It is not uncommon to find deeds or wills that shape the behavior of the living by conditioning a grant, devise, or bequest, on a potential beneficiary’s conduct. Sometimes these conditions involve a limitation on marriage—prohibiting, penalizing, or requiring marriage to one of a particular religious faith or ethnicity. Courts have held that complete restraints on marriage are unreasonable, contrary to public policy, and void. However, partial restraints of marriage are valid as long as they are “reasonable.” A restraint is “unreasonable” if a marriage permitted by the restraint is not likely to occur as a factual determination.

This article suggests that the fundamental approach to this problem is incorrect. The Reasonableness Test produces extremely problematic results, due to four major flaws: (1) it ostensibly questions the testator’s intent while ingenuously claiming that it does not; (2) it is empirically unsound; (3) it fails to take into account whether the restraint is actually consequential to the beneficiary; and (4) it produces unjustifiably inconsistent results based on geography and time. This article then discusses several alternative approaches to the Reasonableness Test, including the prohibition of all marital restraint provisions, the allowance of all marital restraint provisions, and case-by-case balancing.
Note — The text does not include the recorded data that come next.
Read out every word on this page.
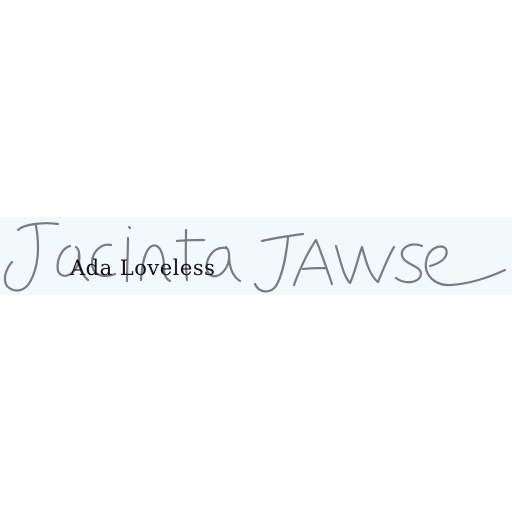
Ada Loveless
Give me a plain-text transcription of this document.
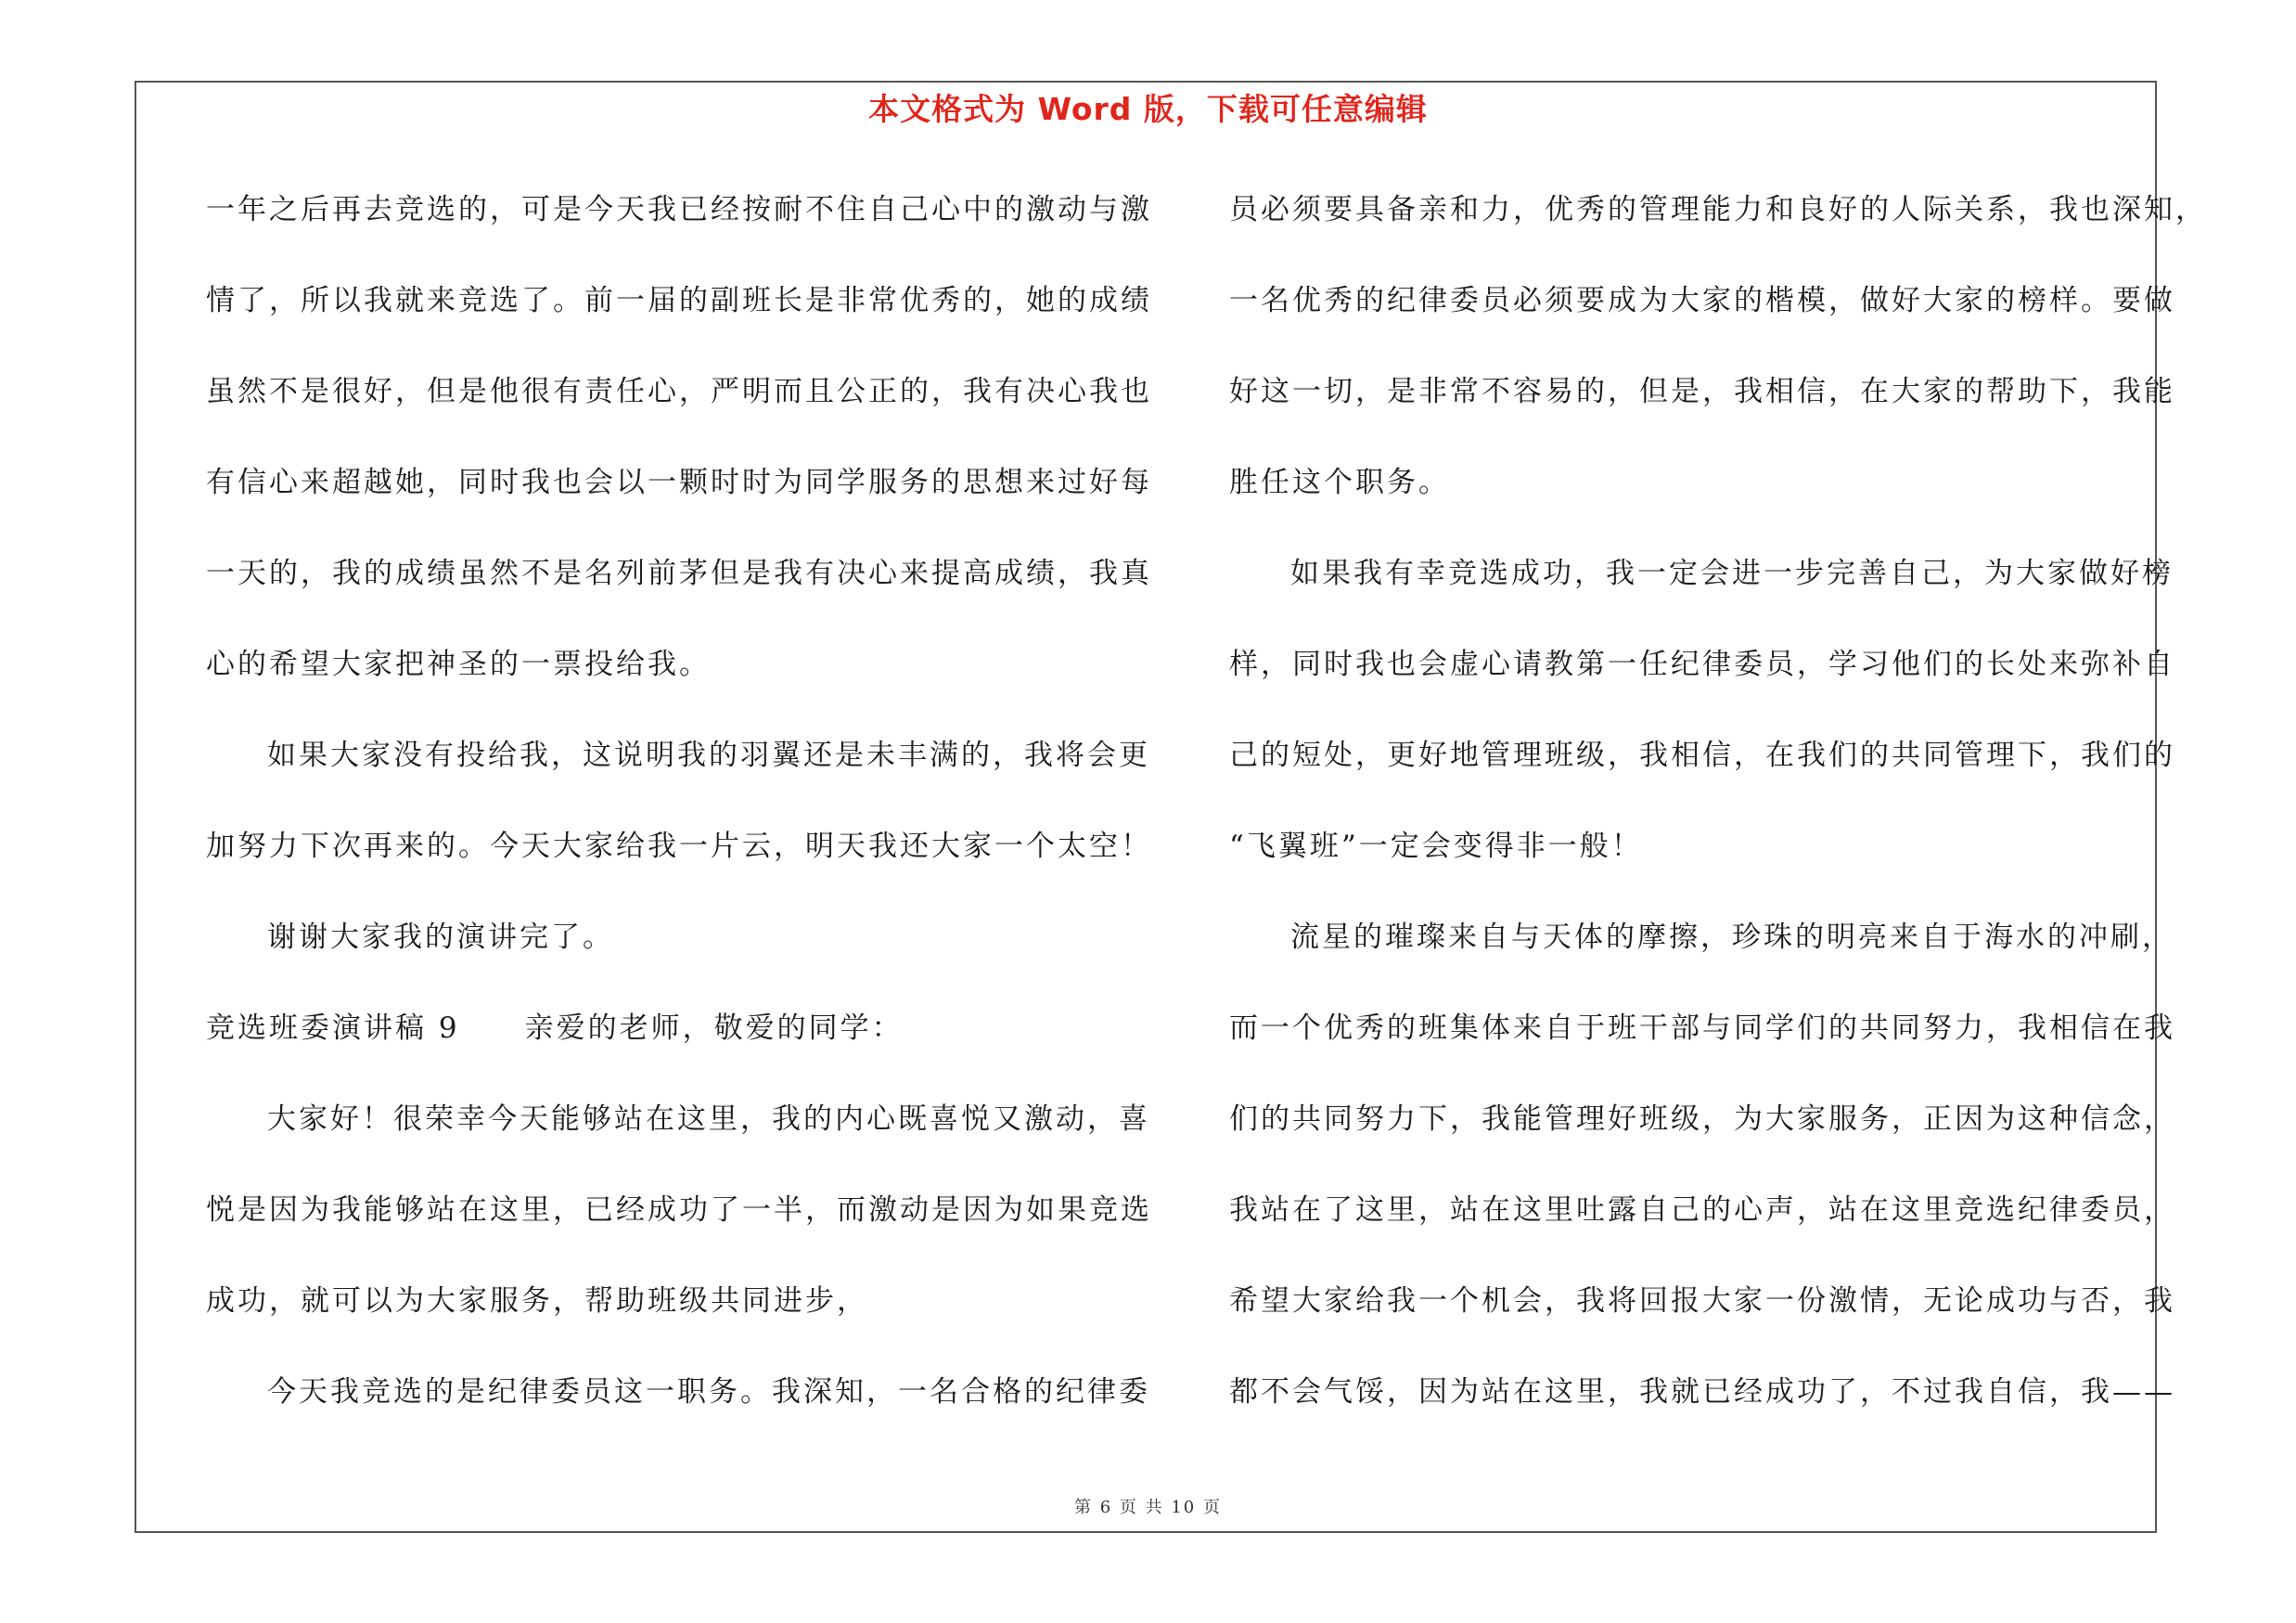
本文格式为 Word 版，下载可任意编辑
一年之后再去竞选的，可是今天我已经按耐不住自己心中的激动与激
情了，所以我就来竞选了。前一届的副班长是非常优秀的，她的成绩
虽然不是很好，但是他很有责任心，严明而且公正的，我有决心我也
有信心来超越她，同时我也会以一颗时时为同学服务的思想来过好每
一天的，我的成绩虽然不是名列前茅但是我有决心来提高成绩，我真
心的希望大家把神圣的一票投给我。
如果大家没有投给我，这说明我的羽翼还是未丰满的，我将会更
加努力下次再来的。今天大家给我一片云，明天我还大家一个太空！
谢谢大家我的演讲完了。
竞选班委演讲稿 9 亲爱的老师，敬爱的同学：
大家好！很荣幸今天能够站在这里，我的内心既喜悦又激动，喜
悦是因为我能够站在这里，已经成功了一半，而激动是因为如果竞选
成功，就可以为大家服务，帮助班级共同进步，
今天我竞选的是纪律委员这一职务。我深知，一名合格的纪律委
员必须要具备亲和力，优秀的管理能力和良好的人际关系，我也深知，
一名优秀的纪律委员必须要成为大家的楷模，做好大家的榜样。要做
好这一切，是非常不容易的，但是，我相信，在大家的帮助下，我能
胜任这个职务。
如果我有幸竞选成功，我一定会进一步完善自己，为大家做好榜
样，同时我也会虚心请教第一任纪律委员，学习他们的长处来弥补自
己的短处，更好地管理班级，我相信，在我们的共同管理下，我们的
“飞翼班”一定会变得非一般！
流星的璀璨来自与天体的摩擦，珍珠的明亮来自于海水的冲刷，
而一个优秀的班集体来自于班干部与同学们的共同努力，我相信在我
们的共同努力下，我能管理好班级，为大家服务，正因为这种信念，
我站在了这里，站在这里吐露自己的心声，站在这里竞选纪律委员，
希望大家给我一个机会，我将回报大家一份激情，无论成功与否，我
都不会气馁，因为站在这里，我就已经成功了，不过我自信，我——
第 6 页 共 10 页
A new test is then promulgated: a test for coercion. If we are worried that the provision will force the beneficiary to surrender to an unreasonable marriage or a life of loneliness, we should examine the extent to which the donee is actually influenced by the grant. I argue that the Coercion Test would be a better approach because it avoids the four major problems with the Reasonableness Test; it provides more respect for the testator’s intent than a blanket prohibition, it is more protective of public policy than a blanket allowance, and it provides more consistency than a case-by-case balancing approach. Most importantly, the Coercion Test addresses the crux of the public policy problem: whether an individual’s freedom of choice of marriage is being restricted.